Lava lamp sales peaked in the late 1960’s but popularity died off in the early 1970’s. Since the late 1980’s, lava lamp sales have been steadily increasing. There have been many brands of lava lamps, with Kmx lamp lava brand leading the way. There are also many different types of lava lamp, including Silver Streak, Glitter, Plasma, and many others.

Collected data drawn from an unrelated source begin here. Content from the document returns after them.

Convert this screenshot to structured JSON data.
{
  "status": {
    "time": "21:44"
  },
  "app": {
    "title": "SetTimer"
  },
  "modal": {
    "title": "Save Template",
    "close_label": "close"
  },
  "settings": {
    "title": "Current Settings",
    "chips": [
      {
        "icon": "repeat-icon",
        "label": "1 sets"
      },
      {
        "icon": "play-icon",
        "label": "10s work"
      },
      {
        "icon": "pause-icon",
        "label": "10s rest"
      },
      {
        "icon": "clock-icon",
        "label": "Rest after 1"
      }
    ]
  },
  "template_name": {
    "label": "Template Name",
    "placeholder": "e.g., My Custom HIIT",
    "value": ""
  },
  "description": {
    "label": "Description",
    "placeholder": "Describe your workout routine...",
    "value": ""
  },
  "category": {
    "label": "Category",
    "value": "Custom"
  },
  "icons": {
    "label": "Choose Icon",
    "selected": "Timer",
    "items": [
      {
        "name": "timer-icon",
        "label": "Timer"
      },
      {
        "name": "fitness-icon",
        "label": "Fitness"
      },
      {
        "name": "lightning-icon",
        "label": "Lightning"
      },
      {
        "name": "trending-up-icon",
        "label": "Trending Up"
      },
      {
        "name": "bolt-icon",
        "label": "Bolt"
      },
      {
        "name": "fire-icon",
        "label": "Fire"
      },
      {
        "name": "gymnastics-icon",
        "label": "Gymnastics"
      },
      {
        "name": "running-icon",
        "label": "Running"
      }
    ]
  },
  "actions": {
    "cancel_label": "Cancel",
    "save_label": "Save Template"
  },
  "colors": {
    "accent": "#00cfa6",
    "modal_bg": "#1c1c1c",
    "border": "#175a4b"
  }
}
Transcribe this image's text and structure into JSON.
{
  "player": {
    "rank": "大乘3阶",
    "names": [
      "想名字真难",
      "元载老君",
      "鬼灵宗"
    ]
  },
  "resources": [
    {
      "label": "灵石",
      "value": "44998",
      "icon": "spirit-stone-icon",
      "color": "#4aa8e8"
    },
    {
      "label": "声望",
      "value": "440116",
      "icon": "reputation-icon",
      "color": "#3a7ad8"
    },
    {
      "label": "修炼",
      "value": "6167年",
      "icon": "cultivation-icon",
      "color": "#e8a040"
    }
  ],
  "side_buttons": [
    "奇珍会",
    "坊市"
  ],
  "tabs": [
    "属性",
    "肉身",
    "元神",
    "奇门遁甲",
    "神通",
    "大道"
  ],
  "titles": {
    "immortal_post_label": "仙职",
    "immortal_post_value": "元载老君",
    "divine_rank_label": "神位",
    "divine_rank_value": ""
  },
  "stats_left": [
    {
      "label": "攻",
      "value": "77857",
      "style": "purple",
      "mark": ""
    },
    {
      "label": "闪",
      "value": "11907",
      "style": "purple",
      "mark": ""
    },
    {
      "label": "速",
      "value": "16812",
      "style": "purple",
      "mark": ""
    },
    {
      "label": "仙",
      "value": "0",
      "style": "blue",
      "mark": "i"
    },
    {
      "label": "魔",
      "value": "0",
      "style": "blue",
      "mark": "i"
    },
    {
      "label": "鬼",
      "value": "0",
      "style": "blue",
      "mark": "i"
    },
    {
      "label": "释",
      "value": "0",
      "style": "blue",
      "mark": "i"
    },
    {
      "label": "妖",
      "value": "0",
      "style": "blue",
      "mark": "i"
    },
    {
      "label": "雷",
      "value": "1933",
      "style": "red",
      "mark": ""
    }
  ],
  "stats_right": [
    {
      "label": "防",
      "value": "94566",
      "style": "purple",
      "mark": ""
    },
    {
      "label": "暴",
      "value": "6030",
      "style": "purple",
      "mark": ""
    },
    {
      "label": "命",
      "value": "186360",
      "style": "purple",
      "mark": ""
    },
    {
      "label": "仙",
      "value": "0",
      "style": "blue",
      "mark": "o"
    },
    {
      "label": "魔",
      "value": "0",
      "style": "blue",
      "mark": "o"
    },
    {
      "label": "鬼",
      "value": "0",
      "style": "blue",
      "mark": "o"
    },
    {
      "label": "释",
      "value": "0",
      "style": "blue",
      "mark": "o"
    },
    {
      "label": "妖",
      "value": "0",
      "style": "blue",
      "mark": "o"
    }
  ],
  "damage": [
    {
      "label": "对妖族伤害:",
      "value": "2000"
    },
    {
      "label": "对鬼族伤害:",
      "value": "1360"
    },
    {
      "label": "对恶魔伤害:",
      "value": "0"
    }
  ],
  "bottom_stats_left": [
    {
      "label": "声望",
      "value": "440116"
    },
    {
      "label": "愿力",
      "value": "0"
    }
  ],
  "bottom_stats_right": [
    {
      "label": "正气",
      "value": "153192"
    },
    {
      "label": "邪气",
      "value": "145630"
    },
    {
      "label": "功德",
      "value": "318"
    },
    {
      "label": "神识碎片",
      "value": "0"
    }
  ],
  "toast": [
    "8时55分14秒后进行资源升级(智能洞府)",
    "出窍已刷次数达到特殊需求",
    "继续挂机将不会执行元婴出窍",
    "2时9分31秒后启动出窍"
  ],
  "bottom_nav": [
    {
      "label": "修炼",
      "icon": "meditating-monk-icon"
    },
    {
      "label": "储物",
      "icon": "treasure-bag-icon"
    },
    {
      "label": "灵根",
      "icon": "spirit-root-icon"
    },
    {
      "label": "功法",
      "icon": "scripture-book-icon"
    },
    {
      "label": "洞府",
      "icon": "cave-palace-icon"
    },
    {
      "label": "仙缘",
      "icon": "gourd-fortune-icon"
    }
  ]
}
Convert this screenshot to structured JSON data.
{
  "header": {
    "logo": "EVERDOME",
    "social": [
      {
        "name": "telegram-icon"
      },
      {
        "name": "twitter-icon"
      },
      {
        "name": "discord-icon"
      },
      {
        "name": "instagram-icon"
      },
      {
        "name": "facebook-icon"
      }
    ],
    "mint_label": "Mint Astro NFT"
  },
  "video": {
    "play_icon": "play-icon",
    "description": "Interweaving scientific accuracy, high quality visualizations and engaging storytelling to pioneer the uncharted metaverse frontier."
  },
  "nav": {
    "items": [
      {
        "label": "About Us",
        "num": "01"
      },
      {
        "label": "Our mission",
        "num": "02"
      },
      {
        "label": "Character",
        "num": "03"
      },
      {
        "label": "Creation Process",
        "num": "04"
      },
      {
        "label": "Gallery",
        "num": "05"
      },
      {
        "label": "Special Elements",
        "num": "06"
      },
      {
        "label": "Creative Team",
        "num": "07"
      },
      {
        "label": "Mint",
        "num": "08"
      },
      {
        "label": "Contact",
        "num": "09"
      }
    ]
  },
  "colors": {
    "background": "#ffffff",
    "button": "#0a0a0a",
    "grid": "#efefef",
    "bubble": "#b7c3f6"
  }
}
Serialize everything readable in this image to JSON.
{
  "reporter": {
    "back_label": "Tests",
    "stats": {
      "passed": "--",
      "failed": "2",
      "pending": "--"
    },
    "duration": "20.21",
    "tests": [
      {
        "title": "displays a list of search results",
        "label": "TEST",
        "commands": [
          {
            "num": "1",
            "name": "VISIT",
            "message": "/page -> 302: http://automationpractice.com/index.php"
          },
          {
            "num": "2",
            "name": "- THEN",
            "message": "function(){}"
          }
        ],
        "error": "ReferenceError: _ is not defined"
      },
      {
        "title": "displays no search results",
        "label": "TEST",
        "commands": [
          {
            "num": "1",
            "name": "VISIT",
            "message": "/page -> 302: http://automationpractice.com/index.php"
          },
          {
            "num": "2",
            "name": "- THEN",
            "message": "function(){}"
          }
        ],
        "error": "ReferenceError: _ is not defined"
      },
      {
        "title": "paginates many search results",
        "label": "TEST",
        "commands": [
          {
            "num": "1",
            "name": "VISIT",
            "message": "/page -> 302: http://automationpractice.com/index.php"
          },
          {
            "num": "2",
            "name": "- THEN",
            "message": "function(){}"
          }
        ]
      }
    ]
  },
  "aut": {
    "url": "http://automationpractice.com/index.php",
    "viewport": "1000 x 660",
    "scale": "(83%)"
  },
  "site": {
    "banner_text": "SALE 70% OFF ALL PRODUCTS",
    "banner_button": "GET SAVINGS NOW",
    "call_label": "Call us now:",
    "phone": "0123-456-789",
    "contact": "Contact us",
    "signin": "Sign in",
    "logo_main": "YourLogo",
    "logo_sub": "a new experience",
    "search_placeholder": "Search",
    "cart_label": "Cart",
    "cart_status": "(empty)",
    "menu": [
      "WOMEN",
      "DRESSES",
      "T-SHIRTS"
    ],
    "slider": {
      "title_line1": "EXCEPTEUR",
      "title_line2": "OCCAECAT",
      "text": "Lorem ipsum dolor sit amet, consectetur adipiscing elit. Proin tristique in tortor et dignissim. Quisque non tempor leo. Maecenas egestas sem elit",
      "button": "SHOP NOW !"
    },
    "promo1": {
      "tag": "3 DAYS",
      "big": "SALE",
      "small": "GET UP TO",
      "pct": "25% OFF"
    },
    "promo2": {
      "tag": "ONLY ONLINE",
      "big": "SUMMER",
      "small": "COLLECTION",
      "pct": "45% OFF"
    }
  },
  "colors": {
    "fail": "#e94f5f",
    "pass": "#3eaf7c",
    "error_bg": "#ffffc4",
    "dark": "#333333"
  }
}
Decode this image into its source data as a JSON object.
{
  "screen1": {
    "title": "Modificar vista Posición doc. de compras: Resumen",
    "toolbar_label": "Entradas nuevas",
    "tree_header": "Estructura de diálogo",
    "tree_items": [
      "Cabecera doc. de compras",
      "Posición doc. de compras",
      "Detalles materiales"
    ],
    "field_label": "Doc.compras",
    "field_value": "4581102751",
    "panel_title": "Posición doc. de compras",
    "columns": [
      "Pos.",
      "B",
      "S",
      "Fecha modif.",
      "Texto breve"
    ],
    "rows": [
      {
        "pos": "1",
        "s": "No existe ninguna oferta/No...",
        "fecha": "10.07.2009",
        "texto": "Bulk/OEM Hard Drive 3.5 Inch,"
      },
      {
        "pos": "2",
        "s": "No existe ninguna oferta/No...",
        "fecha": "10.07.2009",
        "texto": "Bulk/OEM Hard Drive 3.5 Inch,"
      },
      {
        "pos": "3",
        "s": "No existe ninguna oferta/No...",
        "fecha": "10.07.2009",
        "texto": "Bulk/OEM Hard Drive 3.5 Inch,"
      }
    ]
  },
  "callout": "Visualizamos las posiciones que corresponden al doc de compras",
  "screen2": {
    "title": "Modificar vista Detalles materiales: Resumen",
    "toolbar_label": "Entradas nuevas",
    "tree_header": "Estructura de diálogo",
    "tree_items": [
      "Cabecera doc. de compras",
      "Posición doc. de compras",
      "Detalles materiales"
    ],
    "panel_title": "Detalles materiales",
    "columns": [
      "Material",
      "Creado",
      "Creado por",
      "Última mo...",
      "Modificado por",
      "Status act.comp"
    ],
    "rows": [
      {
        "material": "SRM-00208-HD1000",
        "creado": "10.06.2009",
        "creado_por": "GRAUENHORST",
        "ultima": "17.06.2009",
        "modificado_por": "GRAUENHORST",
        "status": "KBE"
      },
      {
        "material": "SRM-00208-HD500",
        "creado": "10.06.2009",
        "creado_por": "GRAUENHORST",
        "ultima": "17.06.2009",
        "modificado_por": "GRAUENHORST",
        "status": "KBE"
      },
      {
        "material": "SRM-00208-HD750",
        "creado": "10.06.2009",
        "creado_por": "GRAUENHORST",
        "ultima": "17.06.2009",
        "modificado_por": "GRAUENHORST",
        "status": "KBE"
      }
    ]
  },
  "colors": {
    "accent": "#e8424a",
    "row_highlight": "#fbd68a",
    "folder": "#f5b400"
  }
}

Initially local retail merchants thought his lamps were ugly and disgusting. Luckily, for Craven Walker the “Psychedelic Movement” and the “Love Generation” came to dominate 60’s merchandising in Great Britain and sales of the lava lamp soared. It was the perfect light for modern times, Walker declared. “If you buy my lamp, you won’t need to buy drugs.”
Ever wonder how a Lava Lamp works?
Many look at the lava lamps mesmerizing glowing goop and wonder: How does it work? Two elements fill the Lava Brand Motion Lamp: a specially developed wax type compound, and a liquid that is partly water. A metal coil and a light bulb sit at the bottom of the globe. When the lamp is turned on, the metal coil is warmed by the light bulb heating the wax. The heated wax becomes much less dense than the liquid so it flows toward the top of the lamp. The wax then cools when it is away from the heated coil at the bottom. As it cools, the wax density becomes higher than the liquid causing it to fall back to the bottom. This cycle repeats making for a mesmerizing and hypnotic exhibit. A lava lamp may not have lamp shades or lamp bulbs, but nevertheless, it is undoubtedly the most unique lamp available.